Gastrointestinal (GI) Bleeding

Gastrointestinal (GI) bleeding is a serious emergency that involves active blood loss from any part of the digestive tract, ranging from the esophagus to the rectum. It may present dramatically with visible blood or more subtly with weakness, dizziness, and anemia. Because significant bleeding can rapidly lead to shock and organ failure, immediate emergency evaluation and stabilization are essential.

GI bleeding is broadly classified into upper and lower sources. Upper GI bleeding originates from the esophagus, stomach, or duodenum and commonly presents with hematemesis (vomiting blood) or melena (black tarry stools). Common causes include peptic ulcer disease, gastritis, esophageal varices, Mallory-Weiss tears, or medication-related injury. Lower GI bleeding originates from the small intestine or colon and may present as bright red blood per rectum or maroon-colored stools. Causes include diverticulosis, inflammatory bowel disease, colitis, hemorrhoids, angiodysplasia, or colorectal malignancy.

Emergency evaluation begins immediately with airway, breathing, and circulation assessment. Patients with massive hematemesis are at risk of airway compromise and may require urgent airway protection. Continuous monitoring of blood pressure, heart rate, oxygen saturation, and mental status is initiated. Hypotension, tachycardia, pallor, and altered consciousness may indicate significant blood loss.

Intravenous access is established promptly, typically with large-bore lines, to allow rapid fluid resuscitation and blood transfusion if required. Laboratory tests include complete blood count, coagulation profile, kidney and liver function tests, and blood typing. Serial hemoglobin measurements help assess ongoing blood loss. In patients on anticoagulant therapy, reversal strategies may be necessary.

Risk stratification is critical. Indicators of severe bleeding include persistent hypotension, high heart rate, ongoing hematemesis, severe anemia, or signs of shock. High-risk patients require aggressive stabilization and urgent specialist consultation. Early involvement of gastroenterology ensures timely endoscopic evaluation once the patient is stable.
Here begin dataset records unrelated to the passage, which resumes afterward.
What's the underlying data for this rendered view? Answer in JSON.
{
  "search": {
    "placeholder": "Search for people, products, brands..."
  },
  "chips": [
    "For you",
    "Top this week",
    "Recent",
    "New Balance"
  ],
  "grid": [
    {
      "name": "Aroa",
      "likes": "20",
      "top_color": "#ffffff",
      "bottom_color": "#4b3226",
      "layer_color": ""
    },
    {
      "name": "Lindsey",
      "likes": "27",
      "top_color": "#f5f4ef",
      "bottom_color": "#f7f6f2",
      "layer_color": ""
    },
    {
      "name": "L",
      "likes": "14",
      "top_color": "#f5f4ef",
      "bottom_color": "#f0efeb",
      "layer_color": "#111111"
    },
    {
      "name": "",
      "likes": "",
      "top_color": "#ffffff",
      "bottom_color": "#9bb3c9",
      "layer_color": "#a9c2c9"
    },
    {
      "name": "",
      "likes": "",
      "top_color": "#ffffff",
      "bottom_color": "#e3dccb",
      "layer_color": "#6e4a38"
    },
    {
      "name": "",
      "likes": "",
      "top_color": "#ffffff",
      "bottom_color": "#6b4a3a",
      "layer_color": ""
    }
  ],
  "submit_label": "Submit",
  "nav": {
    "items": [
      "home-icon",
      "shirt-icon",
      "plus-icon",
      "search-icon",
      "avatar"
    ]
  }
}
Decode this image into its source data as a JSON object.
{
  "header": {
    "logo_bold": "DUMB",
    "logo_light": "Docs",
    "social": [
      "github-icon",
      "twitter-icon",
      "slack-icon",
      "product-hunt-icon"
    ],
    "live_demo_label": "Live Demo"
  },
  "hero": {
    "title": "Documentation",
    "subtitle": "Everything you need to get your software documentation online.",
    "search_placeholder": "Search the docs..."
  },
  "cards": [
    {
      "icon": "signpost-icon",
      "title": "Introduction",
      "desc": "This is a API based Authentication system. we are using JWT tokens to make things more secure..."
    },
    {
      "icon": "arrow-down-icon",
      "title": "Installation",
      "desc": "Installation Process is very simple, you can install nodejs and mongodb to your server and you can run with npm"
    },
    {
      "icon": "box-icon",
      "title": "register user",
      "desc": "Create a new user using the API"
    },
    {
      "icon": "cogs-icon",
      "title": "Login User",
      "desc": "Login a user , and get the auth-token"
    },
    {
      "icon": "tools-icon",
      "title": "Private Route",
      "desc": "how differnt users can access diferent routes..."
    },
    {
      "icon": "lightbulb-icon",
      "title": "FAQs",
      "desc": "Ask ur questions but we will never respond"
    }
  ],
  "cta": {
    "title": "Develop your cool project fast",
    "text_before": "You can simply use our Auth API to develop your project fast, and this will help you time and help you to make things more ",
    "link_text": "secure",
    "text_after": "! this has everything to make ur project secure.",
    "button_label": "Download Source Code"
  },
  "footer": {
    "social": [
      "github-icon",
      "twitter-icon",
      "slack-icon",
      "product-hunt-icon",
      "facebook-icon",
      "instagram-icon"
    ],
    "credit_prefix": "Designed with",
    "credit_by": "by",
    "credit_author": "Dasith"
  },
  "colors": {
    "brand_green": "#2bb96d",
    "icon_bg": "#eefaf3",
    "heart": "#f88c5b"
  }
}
Imaging studies or endoscopy are used to identify the bleeding source. Upper endoscopy allows visualization and possible therapeutic intervention such as clipping, cauterization, or injection therapy. In lower GI bleeding, colonoscopy or imaging may be utilized depending on stability and bleeding severity.

Management focuses on resuscitation, identification of bleeding source, and definitive control. Proton pump inhibitor therapy may be administered in suspected ulcer bleeding. Variceal bleeding requires specialized protocols including vasoactive medications and coordinated endoscopic therapy. In cases where endoscopic control is unsuccessful, interventional radiology or surgical consultation may be required.

Continuous monitoring in the emergency setting is essential because re-bleeding may occur. Urine output, mental status, and vital signs provide important indicators of perfusion. Patients with significant blood loss may require admission to intensive care.

Rapid emergency management of GI bleeding prevents progression to shock, organ failure, and death. Structured protocols emphasizing immediate stabilization, risk assessment, and multidisciplinary coordination significantly improve outcomes and reduce mortality rates.